Munnavalkottai is a village in the Needamangalam taluk of Thiruvarur district in the Indian state of Tamil Nadu.

Geography
Munnavalkottai has an elevation of . It is situated about 7 Kilometers West of Needamangalam, 19 Kilometers North of Mannargudi, 31 Kilometers South of Kumbakonam, 31 Kilometers East of Thanjavur and 36 Kilometers West of Tiruvarur.
Munnavalkottai is in the border of the Thiruvarur District and Thanjavur District and has a Branch Post office  with Sub Post office in Kovilvenni.
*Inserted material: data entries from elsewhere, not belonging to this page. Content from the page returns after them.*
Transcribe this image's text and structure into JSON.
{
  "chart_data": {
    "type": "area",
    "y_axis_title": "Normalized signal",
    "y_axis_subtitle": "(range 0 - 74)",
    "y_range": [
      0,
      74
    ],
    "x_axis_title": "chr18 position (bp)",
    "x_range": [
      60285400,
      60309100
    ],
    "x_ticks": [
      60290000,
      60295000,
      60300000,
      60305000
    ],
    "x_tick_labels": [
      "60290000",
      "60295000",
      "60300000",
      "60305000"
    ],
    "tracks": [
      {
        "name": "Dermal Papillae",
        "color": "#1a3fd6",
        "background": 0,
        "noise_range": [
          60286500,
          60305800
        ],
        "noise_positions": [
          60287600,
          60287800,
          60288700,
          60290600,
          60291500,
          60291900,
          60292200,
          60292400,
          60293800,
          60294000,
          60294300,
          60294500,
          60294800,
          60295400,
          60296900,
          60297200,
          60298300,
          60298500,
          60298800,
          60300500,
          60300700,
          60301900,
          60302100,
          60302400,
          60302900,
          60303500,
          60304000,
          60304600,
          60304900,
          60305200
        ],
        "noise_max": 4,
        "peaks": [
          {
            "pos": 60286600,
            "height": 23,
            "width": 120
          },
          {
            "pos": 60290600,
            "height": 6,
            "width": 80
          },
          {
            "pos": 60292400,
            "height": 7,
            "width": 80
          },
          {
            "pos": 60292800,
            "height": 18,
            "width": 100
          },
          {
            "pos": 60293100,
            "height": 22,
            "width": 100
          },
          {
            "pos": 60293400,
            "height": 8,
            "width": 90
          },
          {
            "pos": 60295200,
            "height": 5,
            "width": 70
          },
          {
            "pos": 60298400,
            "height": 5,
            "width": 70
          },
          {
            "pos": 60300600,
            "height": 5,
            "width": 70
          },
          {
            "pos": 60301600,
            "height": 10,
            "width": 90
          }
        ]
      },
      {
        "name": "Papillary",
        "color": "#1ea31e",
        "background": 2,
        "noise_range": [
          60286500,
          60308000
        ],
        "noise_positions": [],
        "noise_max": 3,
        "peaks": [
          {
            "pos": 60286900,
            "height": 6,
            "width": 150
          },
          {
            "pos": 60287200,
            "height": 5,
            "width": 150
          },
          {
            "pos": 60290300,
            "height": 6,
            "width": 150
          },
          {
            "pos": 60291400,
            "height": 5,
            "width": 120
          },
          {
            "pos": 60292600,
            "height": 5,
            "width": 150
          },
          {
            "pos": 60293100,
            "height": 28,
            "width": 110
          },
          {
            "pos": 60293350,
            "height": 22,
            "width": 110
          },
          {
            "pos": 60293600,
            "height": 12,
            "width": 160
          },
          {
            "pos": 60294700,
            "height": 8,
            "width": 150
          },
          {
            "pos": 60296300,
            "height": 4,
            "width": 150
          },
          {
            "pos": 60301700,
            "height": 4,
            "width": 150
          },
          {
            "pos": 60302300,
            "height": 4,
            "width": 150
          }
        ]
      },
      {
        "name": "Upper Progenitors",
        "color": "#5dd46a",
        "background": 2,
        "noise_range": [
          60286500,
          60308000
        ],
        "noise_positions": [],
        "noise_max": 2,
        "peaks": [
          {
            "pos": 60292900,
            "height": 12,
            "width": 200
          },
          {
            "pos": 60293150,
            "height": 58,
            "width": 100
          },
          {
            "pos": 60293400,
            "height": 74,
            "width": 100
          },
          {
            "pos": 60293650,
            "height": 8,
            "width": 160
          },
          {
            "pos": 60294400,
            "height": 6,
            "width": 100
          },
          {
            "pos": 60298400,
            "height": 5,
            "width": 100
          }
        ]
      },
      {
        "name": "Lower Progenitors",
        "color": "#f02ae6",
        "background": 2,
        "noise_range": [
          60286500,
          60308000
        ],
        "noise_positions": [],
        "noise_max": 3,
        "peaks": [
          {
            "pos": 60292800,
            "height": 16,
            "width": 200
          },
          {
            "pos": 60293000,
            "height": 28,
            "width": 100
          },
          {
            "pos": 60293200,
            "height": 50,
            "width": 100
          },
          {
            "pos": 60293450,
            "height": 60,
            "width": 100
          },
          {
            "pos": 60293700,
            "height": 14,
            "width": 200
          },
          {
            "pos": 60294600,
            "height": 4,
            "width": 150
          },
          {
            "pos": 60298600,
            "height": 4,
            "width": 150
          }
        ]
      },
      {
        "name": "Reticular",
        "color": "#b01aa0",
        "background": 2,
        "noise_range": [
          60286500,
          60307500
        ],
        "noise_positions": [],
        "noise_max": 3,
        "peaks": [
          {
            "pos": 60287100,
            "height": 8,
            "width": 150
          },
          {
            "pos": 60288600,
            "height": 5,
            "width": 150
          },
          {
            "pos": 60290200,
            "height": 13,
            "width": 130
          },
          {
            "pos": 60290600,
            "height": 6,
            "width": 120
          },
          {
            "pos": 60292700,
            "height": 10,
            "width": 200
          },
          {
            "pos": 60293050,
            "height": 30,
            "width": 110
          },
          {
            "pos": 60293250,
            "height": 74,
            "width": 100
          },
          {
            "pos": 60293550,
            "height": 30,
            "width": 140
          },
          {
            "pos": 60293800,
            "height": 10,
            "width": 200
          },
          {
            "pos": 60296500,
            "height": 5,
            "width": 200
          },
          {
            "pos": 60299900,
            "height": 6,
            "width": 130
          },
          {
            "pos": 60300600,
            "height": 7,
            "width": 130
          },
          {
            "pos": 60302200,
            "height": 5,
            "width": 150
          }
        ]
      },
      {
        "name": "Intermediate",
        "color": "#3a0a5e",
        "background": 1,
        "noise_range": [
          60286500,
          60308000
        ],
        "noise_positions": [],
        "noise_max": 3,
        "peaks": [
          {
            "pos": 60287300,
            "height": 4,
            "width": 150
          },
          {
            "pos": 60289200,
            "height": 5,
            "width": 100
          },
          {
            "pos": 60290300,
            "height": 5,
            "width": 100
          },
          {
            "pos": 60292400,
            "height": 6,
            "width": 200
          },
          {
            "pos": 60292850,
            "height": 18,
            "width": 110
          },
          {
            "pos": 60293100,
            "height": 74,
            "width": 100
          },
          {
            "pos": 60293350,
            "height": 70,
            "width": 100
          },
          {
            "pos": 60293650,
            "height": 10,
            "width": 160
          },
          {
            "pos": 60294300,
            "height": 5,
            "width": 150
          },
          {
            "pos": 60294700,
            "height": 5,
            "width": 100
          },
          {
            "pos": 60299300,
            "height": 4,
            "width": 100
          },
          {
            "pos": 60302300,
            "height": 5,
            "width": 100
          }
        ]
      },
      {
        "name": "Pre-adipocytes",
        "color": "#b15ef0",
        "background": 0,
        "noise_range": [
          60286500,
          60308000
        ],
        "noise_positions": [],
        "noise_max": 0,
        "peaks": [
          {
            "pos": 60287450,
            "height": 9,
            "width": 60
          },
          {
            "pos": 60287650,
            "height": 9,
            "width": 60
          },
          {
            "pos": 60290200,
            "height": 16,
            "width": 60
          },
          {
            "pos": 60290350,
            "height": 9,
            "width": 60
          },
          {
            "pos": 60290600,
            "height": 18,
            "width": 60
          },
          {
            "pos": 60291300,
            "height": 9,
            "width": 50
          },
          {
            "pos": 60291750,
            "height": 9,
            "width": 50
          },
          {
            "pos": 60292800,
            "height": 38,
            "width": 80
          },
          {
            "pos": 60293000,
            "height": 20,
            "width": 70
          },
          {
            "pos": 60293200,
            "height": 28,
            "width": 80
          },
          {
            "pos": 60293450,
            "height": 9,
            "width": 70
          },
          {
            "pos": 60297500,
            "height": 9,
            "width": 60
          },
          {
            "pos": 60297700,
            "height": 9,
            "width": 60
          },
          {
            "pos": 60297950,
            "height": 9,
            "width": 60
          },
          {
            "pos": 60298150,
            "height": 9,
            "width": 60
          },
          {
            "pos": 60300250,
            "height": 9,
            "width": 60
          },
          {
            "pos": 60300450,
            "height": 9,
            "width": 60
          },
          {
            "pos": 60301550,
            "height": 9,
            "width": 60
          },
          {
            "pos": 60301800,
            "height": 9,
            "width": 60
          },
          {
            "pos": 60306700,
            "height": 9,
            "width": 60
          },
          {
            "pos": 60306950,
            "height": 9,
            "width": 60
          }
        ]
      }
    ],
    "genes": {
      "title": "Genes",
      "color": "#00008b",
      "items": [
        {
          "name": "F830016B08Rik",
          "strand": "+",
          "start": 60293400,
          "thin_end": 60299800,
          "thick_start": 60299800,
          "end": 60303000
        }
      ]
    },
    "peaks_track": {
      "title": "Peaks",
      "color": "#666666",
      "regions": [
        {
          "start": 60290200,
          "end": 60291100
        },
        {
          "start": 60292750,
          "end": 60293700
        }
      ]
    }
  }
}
Munnavalkottai is surrounded by Koradacherry Taluk towards East , Ammapettai Taluk towards west , Kodavasal Taluk towards North , Mannargudi Taluk towards South.

Demographics
In the 2011 India census, Munnavalkottai had a population of 947. Males constituted 48% of the population and females 52%. Munnavalkottai had an average literacy rate of 72%: male literacy was 79%, and female literacy was 65%. In 2011 in Munnavalkottai, 10% of the population was under 6 years of age.

Schools
 Government Higher Secondary School, Munnavalkottai
 Government Elementary School, Munnavalkottai

Temples
 Kalahastheeswarar temple located right at the North gate of the Village.
 Olaikonda Ayyanar temple

Politics
Munnavalkottai belongs to Mannargudi (State Assembly Constituency)  is part of Thanjavur (Lok Sabha constituency).